The Rest of the Story


If the American Legacy Foundation is so concerned about the impact of smoking in the movies on the epidemic of youth smoking, then it would certainly want, as a very first step to address this problem, to end any corporate partnerships it might have with corporations that are exposing millions of children to smoking in the movies and therefore causing them to start smoking.

But Legacy, indeed, is partnering not only with precisely such a corporation, but with the corporation that is responsible for more youth smoking impressions in movies than any other company - Time Warner.

Time Warner, is in fact, listed as the top corporate partner of the American Legacy Foundation.

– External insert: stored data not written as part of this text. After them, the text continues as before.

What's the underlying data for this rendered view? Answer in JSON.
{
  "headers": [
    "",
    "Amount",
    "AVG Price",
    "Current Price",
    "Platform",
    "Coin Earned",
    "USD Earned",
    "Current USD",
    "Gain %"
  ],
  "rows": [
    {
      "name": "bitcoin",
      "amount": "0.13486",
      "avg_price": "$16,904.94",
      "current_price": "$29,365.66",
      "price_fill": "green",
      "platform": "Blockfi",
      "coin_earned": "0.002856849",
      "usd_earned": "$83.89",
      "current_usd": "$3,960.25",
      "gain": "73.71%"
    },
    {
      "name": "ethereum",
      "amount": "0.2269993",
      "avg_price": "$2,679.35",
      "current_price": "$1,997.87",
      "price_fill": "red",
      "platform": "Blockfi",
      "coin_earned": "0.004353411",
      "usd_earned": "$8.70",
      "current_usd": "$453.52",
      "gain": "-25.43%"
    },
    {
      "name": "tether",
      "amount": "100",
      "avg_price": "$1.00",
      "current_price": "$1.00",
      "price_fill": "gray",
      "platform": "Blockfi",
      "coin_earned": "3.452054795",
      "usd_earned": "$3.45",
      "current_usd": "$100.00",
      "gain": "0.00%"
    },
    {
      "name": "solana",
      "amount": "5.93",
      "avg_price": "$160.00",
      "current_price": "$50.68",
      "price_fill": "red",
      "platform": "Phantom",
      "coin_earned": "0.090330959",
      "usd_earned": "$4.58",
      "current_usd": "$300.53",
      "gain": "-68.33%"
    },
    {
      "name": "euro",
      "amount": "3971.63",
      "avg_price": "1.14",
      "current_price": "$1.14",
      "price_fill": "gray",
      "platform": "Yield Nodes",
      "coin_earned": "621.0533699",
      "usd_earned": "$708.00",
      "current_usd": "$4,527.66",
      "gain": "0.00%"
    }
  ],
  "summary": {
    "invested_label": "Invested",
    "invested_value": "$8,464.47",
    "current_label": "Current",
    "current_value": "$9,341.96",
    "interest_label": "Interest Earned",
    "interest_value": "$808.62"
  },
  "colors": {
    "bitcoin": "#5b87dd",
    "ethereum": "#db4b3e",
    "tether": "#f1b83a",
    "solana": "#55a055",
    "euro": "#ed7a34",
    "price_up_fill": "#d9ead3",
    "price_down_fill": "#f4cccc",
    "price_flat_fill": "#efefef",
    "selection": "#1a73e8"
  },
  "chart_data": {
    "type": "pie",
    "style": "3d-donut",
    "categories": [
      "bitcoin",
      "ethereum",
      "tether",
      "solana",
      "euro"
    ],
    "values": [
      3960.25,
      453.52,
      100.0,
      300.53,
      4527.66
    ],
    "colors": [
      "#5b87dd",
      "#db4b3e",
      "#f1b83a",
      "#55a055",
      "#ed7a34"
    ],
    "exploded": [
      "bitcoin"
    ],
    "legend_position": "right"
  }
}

If Legacy wants to do anything about reducing youth smoking caused by exposure to smoking in movies, then it only makes sense to start with itself. And the first step is to end its corporate partnership with the chief culprit - Time Warner.

In my view, you can't be taken seriously if you complain about smoking in movies out of one side of your mouth, and then out of the other, you forge a corporate partnership that provides tremendous respect, credibility, and prestige as a responsible social corporate citizen to the company that is the chief cause of the problem about which you are complaining.

I think it completely undermines everything you do as an organization, and I think it represents the utmost in hypocrisy.

Perhaps the New Year's Resolution for the American Legacy Foundation should be to end its corporate partnership with a company that is causing thousands of young people to start smoking. Or else, stop publicly complaining about the problem. You can't have it both ways. Decide which it is, and then stick to it.